Production Taxes. Production taxes were $232 million in 2014 compared to $229 million in 2013 and $188 million
in 2012. On a unit-of-production basis, production taxes were $0.90 per boe in 2014 compared to $0.94 per boe in
2013 and $0.79 per boe in 2012. In general, production taxes are calculated using value-based formulas that produce
higher per unit costs when oil, natural gas and NGL prices are higher. Production taxes in 2014, 2013 and 2012 included
approximately $16 million, $22 million and $20 million, or $0.06, $0.09 and $0.08 per boe, respectively, associated
with VPP production volumes. We anticipate a continued decrease in production tax expenses associated with VPP
production volumes as the contractually scheduled volumes under our VPP agreements decrease. In addition, our
obligations with respect to three of our ten VPPs have been terminated as described in the above discussion of
production expenses.
General and Administrative Expenses. General and administrative expenses were $322 million in 2014, $457
million in 2013 and $535 million in 2012, or $1.25, $1.86, and $2.26 per boe, respectively. The absolute and per unit
expense decrease in 2014 was primarily due to our workforce reduction in the second half of 2013 and efforts to reduce
our overhead. In addition, fair value adjustments to performance share units (PSUs), reflecting changes in the trading
price of our common stock, were significantly lower in 2014 compared to 2013 and 2012. Included in general and
administrative expenses is stock-based compensation of $46 million in 2014, $60 million in 2013 and $71 million in
2012. See Note 9 of the notes to our consolidated financial statements included in Item 8 of this report for further
discussion of our stock-based compensation.
Chesapeake follows the full cost method of accounting under which all costs associated with oil and natural gas
property acquisition, drilling and completion activities are capitalized.
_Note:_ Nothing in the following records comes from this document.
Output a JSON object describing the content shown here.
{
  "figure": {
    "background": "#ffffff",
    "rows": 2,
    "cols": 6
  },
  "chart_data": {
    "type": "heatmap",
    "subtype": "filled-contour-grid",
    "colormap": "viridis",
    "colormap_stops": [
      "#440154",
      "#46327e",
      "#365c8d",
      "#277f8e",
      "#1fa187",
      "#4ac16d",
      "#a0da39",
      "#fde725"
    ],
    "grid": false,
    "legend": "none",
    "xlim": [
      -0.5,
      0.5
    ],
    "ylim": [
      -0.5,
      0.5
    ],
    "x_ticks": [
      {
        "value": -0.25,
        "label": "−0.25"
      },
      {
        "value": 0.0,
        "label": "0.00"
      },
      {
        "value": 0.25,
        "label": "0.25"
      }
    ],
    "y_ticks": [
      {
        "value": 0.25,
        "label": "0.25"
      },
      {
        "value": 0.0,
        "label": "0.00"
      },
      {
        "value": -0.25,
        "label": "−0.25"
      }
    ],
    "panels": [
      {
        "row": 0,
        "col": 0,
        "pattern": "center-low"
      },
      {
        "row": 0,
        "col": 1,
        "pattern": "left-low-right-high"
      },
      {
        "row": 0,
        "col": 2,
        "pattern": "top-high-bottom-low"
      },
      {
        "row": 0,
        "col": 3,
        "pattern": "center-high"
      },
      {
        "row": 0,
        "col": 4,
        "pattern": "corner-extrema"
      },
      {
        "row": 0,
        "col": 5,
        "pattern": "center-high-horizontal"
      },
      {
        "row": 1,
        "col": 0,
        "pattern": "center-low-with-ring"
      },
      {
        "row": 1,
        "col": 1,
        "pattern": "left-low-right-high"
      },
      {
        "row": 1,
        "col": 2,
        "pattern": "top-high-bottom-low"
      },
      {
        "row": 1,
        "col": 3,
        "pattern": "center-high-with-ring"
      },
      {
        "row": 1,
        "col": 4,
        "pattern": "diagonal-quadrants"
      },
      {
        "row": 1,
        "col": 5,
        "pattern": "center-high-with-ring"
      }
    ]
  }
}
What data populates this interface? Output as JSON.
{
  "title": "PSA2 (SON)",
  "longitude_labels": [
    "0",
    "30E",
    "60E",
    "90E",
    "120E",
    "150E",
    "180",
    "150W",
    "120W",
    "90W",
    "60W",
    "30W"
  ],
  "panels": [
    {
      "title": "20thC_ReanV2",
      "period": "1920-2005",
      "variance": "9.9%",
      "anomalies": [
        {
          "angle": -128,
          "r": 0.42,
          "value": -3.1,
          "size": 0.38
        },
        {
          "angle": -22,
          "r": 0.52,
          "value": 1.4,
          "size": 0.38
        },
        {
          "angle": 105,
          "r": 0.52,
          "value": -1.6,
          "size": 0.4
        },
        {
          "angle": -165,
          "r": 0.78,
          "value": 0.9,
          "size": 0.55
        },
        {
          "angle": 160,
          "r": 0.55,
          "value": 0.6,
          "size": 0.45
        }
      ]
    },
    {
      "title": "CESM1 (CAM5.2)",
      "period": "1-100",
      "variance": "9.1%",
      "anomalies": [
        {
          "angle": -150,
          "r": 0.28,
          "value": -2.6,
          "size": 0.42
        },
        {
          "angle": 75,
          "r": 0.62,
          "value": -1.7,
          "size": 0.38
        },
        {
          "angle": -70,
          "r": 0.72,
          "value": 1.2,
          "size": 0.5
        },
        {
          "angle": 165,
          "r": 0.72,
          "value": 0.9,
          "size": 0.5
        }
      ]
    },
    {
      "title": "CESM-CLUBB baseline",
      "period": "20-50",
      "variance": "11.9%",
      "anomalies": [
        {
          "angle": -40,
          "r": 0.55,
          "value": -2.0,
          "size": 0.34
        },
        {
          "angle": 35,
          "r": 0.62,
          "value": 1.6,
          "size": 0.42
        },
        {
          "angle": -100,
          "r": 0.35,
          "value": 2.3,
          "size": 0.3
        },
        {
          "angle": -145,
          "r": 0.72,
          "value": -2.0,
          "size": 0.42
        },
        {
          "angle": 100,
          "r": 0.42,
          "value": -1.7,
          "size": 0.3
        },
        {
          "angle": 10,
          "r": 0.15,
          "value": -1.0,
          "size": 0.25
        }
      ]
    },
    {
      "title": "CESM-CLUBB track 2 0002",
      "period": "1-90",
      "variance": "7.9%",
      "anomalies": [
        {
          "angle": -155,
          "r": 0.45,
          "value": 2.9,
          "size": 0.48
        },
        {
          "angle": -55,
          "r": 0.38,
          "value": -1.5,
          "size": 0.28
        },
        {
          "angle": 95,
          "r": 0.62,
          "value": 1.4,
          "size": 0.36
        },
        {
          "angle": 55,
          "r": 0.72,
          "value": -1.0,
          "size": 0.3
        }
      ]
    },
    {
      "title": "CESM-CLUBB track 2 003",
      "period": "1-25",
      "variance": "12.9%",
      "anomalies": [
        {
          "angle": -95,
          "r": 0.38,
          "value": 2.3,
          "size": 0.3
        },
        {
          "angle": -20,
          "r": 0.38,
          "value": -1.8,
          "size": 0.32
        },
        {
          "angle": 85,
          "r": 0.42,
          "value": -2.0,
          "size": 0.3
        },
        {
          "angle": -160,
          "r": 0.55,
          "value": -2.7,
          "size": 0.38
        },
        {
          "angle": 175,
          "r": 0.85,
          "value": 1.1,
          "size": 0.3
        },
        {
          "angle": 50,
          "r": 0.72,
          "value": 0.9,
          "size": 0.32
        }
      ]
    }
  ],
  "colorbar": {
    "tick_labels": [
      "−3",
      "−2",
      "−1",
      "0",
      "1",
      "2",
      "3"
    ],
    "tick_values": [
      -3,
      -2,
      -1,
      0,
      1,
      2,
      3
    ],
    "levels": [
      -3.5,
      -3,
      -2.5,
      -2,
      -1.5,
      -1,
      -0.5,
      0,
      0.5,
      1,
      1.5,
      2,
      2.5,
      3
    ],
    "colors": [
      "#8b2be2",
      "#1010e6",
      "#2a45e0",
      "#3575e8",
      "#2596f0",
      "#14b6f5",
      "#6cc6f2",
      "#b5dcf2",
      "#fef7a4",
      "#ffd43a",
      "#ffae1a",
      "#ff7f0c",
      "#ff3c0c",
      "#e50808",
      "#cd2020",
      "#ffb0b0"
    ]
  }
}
We capitalize internal costs that can be directly
identified with the acquisition of leasehold, as well as drilling and completion activities, and do not include any costs
related to production, general corporate overhead or similar activities. We capitalized $230 million, $317 million and
$434 million of internal costs in the 2014, 2013 and 2012, respectively, directly related to our oil and natural gas property
acquisition and drilling and completion efforts. The decrease was primarily due to a decrease in our drilling activity,
lower costs and increased emphasis on operational efficiencies.
Restructuring and Other Termination Costs. We recorded expense of $7 million, $248 million and $7 million of
restructuring and other termination costs in 2014, 2013 and 2012, respectively. The 2014 amount primarily related to
costs incurred related to the spin-off of our oilfield services business in June 2014. These costs were partially offset
by negative fair value adjustments to PSUs granted to former executives of the Company. See Note 9 of the notes to
our consolidated financial statements included in Item 8 of this report for further discussion of our share-based
compensation. The 2013 amount primarily related to workforce reductions, senior management separations and our
voluntary separation plan. The 2012 amount related to other termination benefits. The Company committed to a
workforce reduction plan in September 2013 that resulted in a reduction of approximately 900 employees. In connection
with the workforce reduction plan, we incurred a total charge of $66 million. The acceleration of vesting of stock-based
compensation accounted for approximately $45 million of this expense. We also incurred charges of approximately
$182 million in 2013 related to the separation from the Company of certain other employees, including approximately
$107 million related to our former CEO and other executive officers that were outside the workforce reduction plan.